[10] Halusinasi

1.9K 141 4
                                    

Author pov

Seorang Raja berdiri dengan gagahnya, di samping wanita yang paling ia cintai. Ratunya. Yang terlihat anggun mengenakan gaun lebar berwarna pucat yang mengembang sempurna.

Senyum keduanya terukir lebar. Sirat mata mereka memancarkan kebahagiaan serta rasa syukur yang sangat dalam. Keduanya terdiam, seakan membiarkan sejenak doa-doa rasa syukur melingkupi ruangan itu.

Mereka berdua berdiri di samping ranjang bayi yang indah, berwarna putih bersih, yang sudah dipesan jauh-jauh hari pada tukang kayu kerajaan. Pastilah bayi yang menempati ranjang itu sekarang, adalah bayi yang spesial.

Sang Raja membuka jendela besar dari kamar itu, membiarkan sinar matahari menyorot langsung, menyinari hampir seluruh ruangan.
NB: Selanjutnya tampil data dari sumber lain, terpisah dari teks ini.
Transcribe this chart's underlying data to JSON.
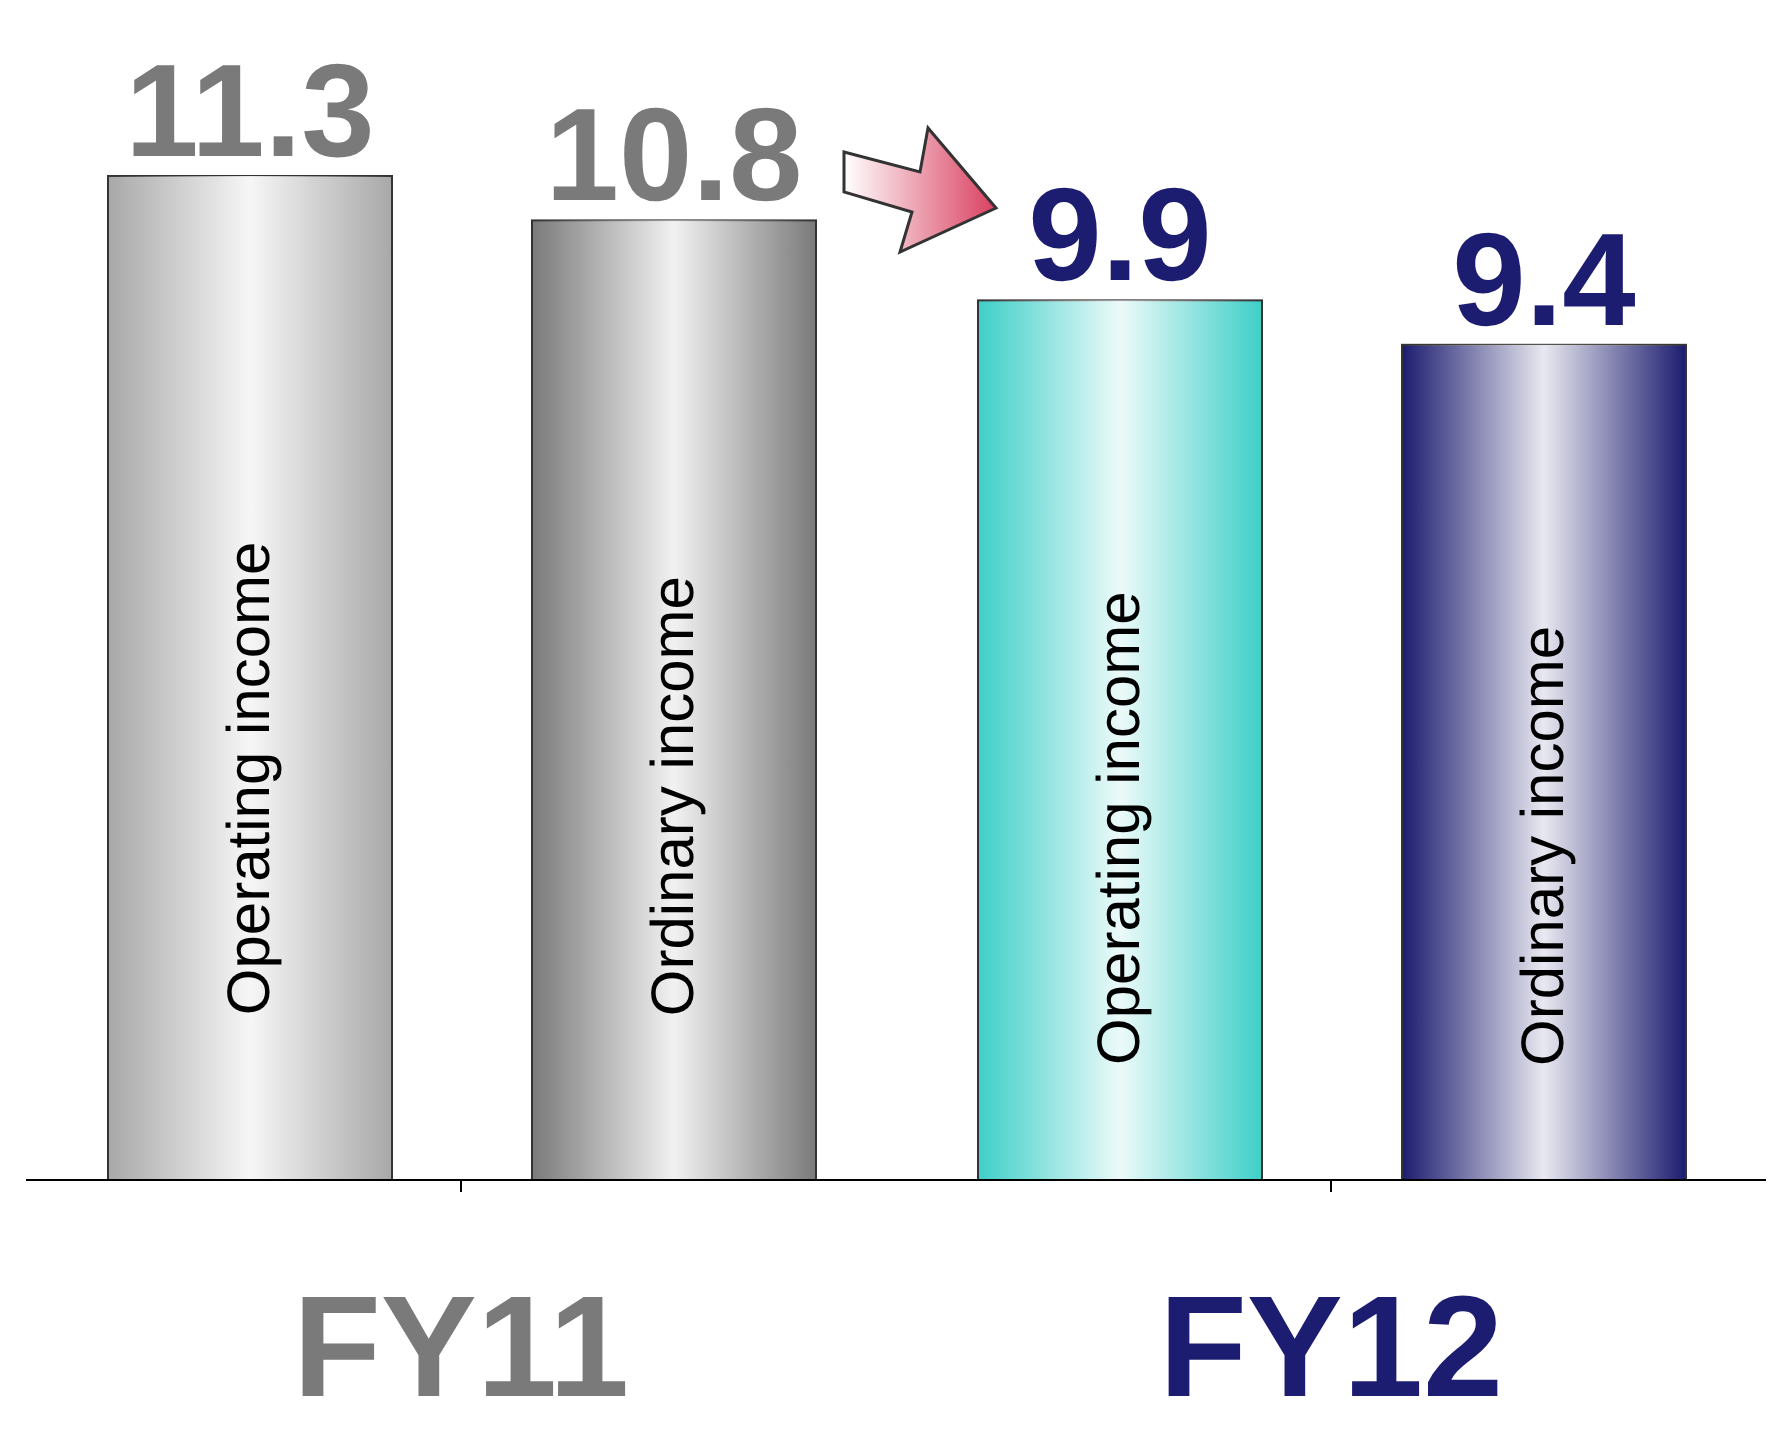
{
  "chart_data": {
    "type": "bar",
    "categories": [
      "FY11",
      "FY12"
    ],
    "series": [
      {
        "name": "Operating income",
        "colors": [
          "#a8a8a8",
          "#3ecfc8"
        ],
        "values": [
          11.3,
          9.9
        ]
      },
      {
        "name": "Ordinary income",
        "colors": [
          "#7a7a7a",
          "#1c1c70"
        ],
        "values": [
          10.8,
          9.4
        ]
      }
    ],
    "data_labels": true,
    "grid": false,
    "legend": false
  }
}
Tepuk tangan riuh bergemuruh langsung menyabut keduanya dari bawah. Semakin berdegup pula jantung keduanya, berdegup bahagia. Semua rakyat bersorak senang, seakan ikut merasakan kebahagiaan yang memancar dari keluarga kerajaan.
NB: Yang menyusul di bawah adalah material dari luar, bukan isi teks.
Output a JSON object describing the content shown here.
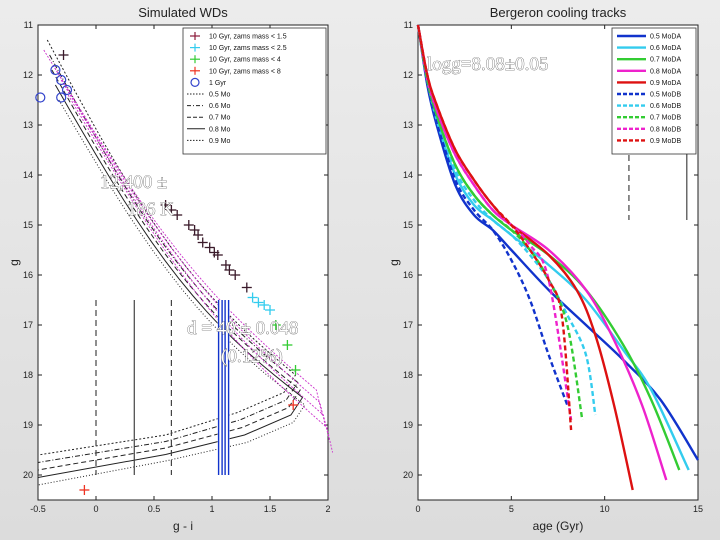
{
  "chart_data": [
    {
      "type": "scatter",
      "title": "Simulated WDs",
      "xlabel": "g - i",
      "ylabel": "g",
      "xlim": [
        -0.5,
        2
      ],
      "ylim": [
        20.5,
        11
      ],
      "y_inverted": true,
      "grid": false,
      "legend_position": "top-right",
      "xticks": [
        "-0.5",
        "0",
        "0.5",
        "1",
        "1.5",
        "2"
      ],
      "yticks": [
        "11",
        "12",
        "13",
        "14",
        "15",
        "16",
        "17",
        "18",
        "19",
        "20"
      ],
      "legend": [
        {
          "label": "10 Gyr, zams mass < 1.5",
          "color": "#8b1a3a",
          "marker": "plus"
        },
        {
          "label": "10 Gyr, zams mass < 2.5",
          "color": "#33ccee",
          "marker": "plus"
        },
        {
          "label": "10 Gyr, zams mass < 4",
          "color": "#33cc33",
          "marker": "plus"
        },
        {
          "label": "10 Gyr, zams mass < 8",
          "color": "#ee3322",
          "marker": "plus"
        },
        {
          "label": "1 Gyr",
          "color": "#3344cc",
          "marker": "circle"
        },
        {
          "label": "0.5 Mo",
          "color": "#222222",
          "line": "dotted"
        },
        {
          "label": "0.6 Mo",
          "color": "#222222",
          "line": "dashdot"
        },
        {
          "label": "0.7 Mo",
          "color": "#222222",
          "line": "dashed"
        },
        {
          "label": "0.8 Mo",
          "color": "#222222",
          "line": "solid"
        },
        {
          "label": "0.9 Mo",
          "color": "#222222",
          "line": "dotted"
        }
      ],
      "series": [
        {
          "color": "#3a1a2a",
          "marker": "plus",
          "x": [
            -0.28,
            0.6,
            0.65,
            0.7,
            0.8,
            0.85,
            0.88,
            0.92,
            0.98,
            1.02,
            1.05,
            1.12,
            1.15,
            1.2,
            1.3
          ],
          "y": [
            11.6,
            14.6,
            14.7,
            14.8,
            15.0,
            15.1,
            15.2,
            15.35,
            15.45,
            15.55,
            15.6,
            15.8,
            15.9,
            16.0,
            16.25
          ]
        },
        {
          "color": "#33ccee",
          "marker": "plus",
          "x": [
            1.35,
            1.4,
            1.45,
            1.5
          ],
          "y": [
            16.45,
            16.55,
            16.6,
            16.7
          ]
        },
        {
          "color": "#33cc33",
          "marker": "plus",
          "x": [
            1.55,
            1.65,
            1.72
          ],
          "y": [
            17.0,
            17.4,
            17.9
          ]
        },
        {
          "color": "#ee3322",
          "marker": "plus",
          "x": [
            1.7,
            -0.1
          ],
          "y": [
            18.6,
            20.3
          ]
        },
        {
          "color": "#3344cc",
          "marker": "circle",
          "x": [
            -0.35,
            -0.3,
            -0.25,
            -0.48,
            -0.3
          ],
          "y": [
            11.9,
            12.1,
            12.3,
            12.45,
            12.45
          ]
        }
      ],
      "vlines": [
        {
          "x": 0.0,
          "style": "dashed",
          "y_from": 16.5,
          "y_to": 20.0
        },
        {
          "x": 0.33,
          "style": "solid",
          "y_from": 16.5,
          "y_to": 20.0
        },
        {
          "x": 0.65,
          "style": "dashed",
          "y_from": 16.5,
          "y_to": 20.0
        },
        {
          "x": 1.1,
          "style": "blue-band",
          "y_from": 16.5,
          "y_to": 20.0
        }
      ],
      "annotations": [
        "12,400 ± 186 K",
        "d = 40 ± 0.048 (0.12%)"
      ]
    },
    {
      "type": "line",
      "title": "Bergeron cooling tracks",
      "xlabel": "age (Gyr)",
      "ylabel": "g",
      "xlim": [
        0,
        15
      ],
      "ylim": [
        20.5,
        11
      ],
      "y_inverted": true,
      "grid": false,
      "legend_position": "top-right",
      "xticks": [
        "0",
        "5",
        "10",
        "15"
      ],
      "yticks": [
        "11",
        "12",
        "13",
        "14",
        "15",
        "16",
        "17",
        "18",
        "19",
        "20"
      ],
      "annotations": [
        "logg=8.08±0.05"
      ],
      "vlines": [
        {
          "x": 11.3,
          "style": "dashed",
          "y_from": 13.0,
          "y_to": 14.9
        },
        {
          "x": 14.4,
          "style": "solid",
          "y_from": 13.0,
          "y_to": 14.9
        }
      ],
      "series": [
        {
          "name": "0.5 MoDA",
          "color": "#1133cc",
          "dash": "solid",
          "x": [
            0,
            0.5,
            1,
            2,
            3,
            4,
            5,
            7,
            9,
            11,
            13,
            15
          ],
          "y": [
            11.0,
            12.2,
            13.0,
            14.2,
            14.8,
            15.1,
            15.5,
            16.3,
            17.0,
            17.7,
            18.5,
            19.7
          ]
        },
        {
          "name": "0.6 MoDA",
          "color": "#33ccee",
          "dash": "solid",
          "x": [
            0,
            0.5,
            1,
            2,
            3,
            4,
            5,
            7,
            9,
            11,
            12.5,
            14.5
          ],
          "y": [
            11.0,
            12.1,
            12.9,
            14.0,
            14.6,
            14.9,
            15.2,
            15.8,
            16.5,
            17.5,
            18.3,
            19.9
          ]
        },
        {
          "name": "0.7 MoDA",
          "color": "#33cc33",
          "dash": "solid",
          "x": [
            0,
            0.5,
            1,
            2,
            3,
            4,
            5,
            7,
            9,
            11,
            12.5,
            14
          ],
          "y": [
            11.0,
            12.1,
            12.8,
            13.8,
            14.4,
            14.8,
            15.1,
            15.6,
            16.3,
            17.4,
            18.5,
            19.9
          ]
        },
        {
          "name": "0.8 MoDA",
          "color": "#ee22cc",
          "dash": "solid",
          "x": [
            0,
            0.5,
            1,
            2,
            3,
            4,
            5,
            7,
            9,
            10.5,
            12,
            13.3
          ],
          "y": [
            11.0,
            12.1,
            12.7,
            13.6,
            14.2,
            14.7,
            15.0,
            15.5,
            16.3,
            17.3,
            18.6,
            20.1
          ]
        },
        {
          "name": "0.9 MoDA",
          "color": "#dd1111",
          "dash": "solid",
          "x": [
            0,
            0.5,
            1,
            2,
            3,
            4,
            5,
            7,
            8.5,
            9.5,
            10.5,
            11.5
          ],
          "y": [
            11.0,
            12.0,
            12.6,
            13.5,
            14.1,
            14.6,
            15.0,
            15.6,
            16.3,
            17.2,
            18.6,
            20.3
          ]
        },
        {
          "name": "0.5 MoDB",
          "color": "#1133cc",
          "dash": "dashed",
          "x": [
            0,
            0.5,
            1,
            2,
            3,
            4,
            5,
            6,
            7,
            8
          ],
          "y": [
            11.0,
            12.1,
            12.9,
            14.1,
            14.7,
            15.1,
            15.7,
            16.5,
            17.6,
            18.6
          ]
        },
        {
          "name": "0.6 MoDB",
          "color": "#33ccee",
          "dash": "dashed",
          "x": [
            0,
            0.5,
            1,
            2,
            3,
            4,
            5,
            6,
            7,
            8,
            9,
            9.5
          ],
          "y": [
            11.0,
            12.1,
            12.8,
            13.9,
            14.5,
            14.9,
            15.2,
            15.6,
            16.1,
            16.8,
            17.6,
            18.8
          ]
        },
        {
          "name": "0.7 MoDB",
          "color": "#33cc33",
          "dash": "dashed",
          "x": [
            0,
            0.5,
            1,
            2,
            3,
            4,
            5,
            6,
            7,
            8,
            8.8
          ],
          "y": [
            11.0,
            12.1,
            12.8,
            13.8,
            14.4,
            14.8,
            15.1,
            15.5,
            16.1,
            17.0,
            18.9
          ]
        },
        {
          "name": "0.8 MoDB",
          "color": "#ee22cc",
          "dash": "dashed",
          "x": [
            0,
            0.5,
            1,
            2,
            3,
            4,
            5,
            6,
            7,
            8.2
          ],
          "y": [
            11.0,
            12.0,
            12.7,
            13.6,
            14.2,
            14.7,
            15.0,
            15.4,
            16.1,
            18.9
          ]
        },
        {
          "name": "0.9 MoDB",
          "color": "#dd1111",
          "dash": "dashed",
          "x": [
            0,
            0.5,
            1,
            2,
            3,
            4,
            5,
            6,
            7,
            7.7,
            8.2
          ],
          "y": [
            11.0,
            12.0,
            12.6,
            13.5,
            14.1,
            14.6,
            15.0,
            15.5,
            16.1,
            16.8,
            19.1
          ]
        }
      ]
    }
  ]
}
Kelahiran seorang bayi cantik, anak kedua dari pasangan Raja Deandels dan Ratu Hadeline.

Beranjak tahun demi tahun, bayi cantik itu tumbuh menjadi gadis kecil nan periang. Yang dicintai oleh seluruh penduduk kerajaan. Semua kasih sayang, pendidikan yang layak, dan tak lupa kemewahan khas keturunan berdarah biru selalu mengalir dalam tubuh gadis itu. Ia kebanggaan semua orang, sekaligus pewaris paten kedudukan ayahnya.

Seorang Ratu di kemudian hari.

Kerajaan tetangga tentu mendengar kabar baik itu. Hubungan antar keduanya yang telah terlajin beratus-ratus tahun, seakan semakin menemukan titik cerah. Mereka akan kembali menyatukan keturunan mereka, untuk membentuk kerja sama yang lebih kuat dan lebih berjaya lagi.

Dan pada tahun 2033 keduanya akan dipertemukan. Itu janji seorang raja dari pihak The Castle. Dan begitulah rencana hebat itu terus dibicarakan di antara keduanya. Tahun demi tahun.

*

"Kamu bersedih sayang?"

Sesosok bayangan hitam itu membelai lembut pundak seorang anak. Ia merangkulnya, seakan ingin meredam isak tangis yang sudah ditahan anak itu sedari tadi, atau bahkan sejak lama.

"Jangan bersedih.." ucap penyihir itu sumbang.

"Aku di sini, aku membantumu sayang"

*

"Ayah! Bunda! Berhenti berteriak satu sama lain! Aku ingin sebentar saja melihat kalian diam!"

Sesudah mengumpulkan keberaniannya untuk berkata seperti itu, anak itu mulai menangis. Wajahnya memerah, meredam amarah. Namun, seakan tidak peduli lelaki itu menyingkirkan badannya dengan kasar. Membuat gadis kecil itu terhuyung dan jatuh membentur dinding.

Seseorang yang dipanggil Ibu itu mulai menangis meraung-raung, mendapati mata gadis kecil itu terpejam dan tubuhnya terlihat kaku tidak bergerak.

Tangannya meraih gelas wine dari kaca, memecahkannya ke dinding, dan mengacungkan pecahan tajamnya ke arah lelaki itu. Ia masih menangis, entah karena amarah atau sedih, semuanya seakan menyatu dan menyulut emosinya.

"Cukup Deandels! Cukup!" teriak wanita itu.

"Aku masih tidak percaya, Hadeline, kamu yang ternyata menjadi dalang dari semua ini!"

"Aku bilang cukup..."

"Apa yang sebenarnya ada di dalam pikiranmu hah?" tanya lelaki itu.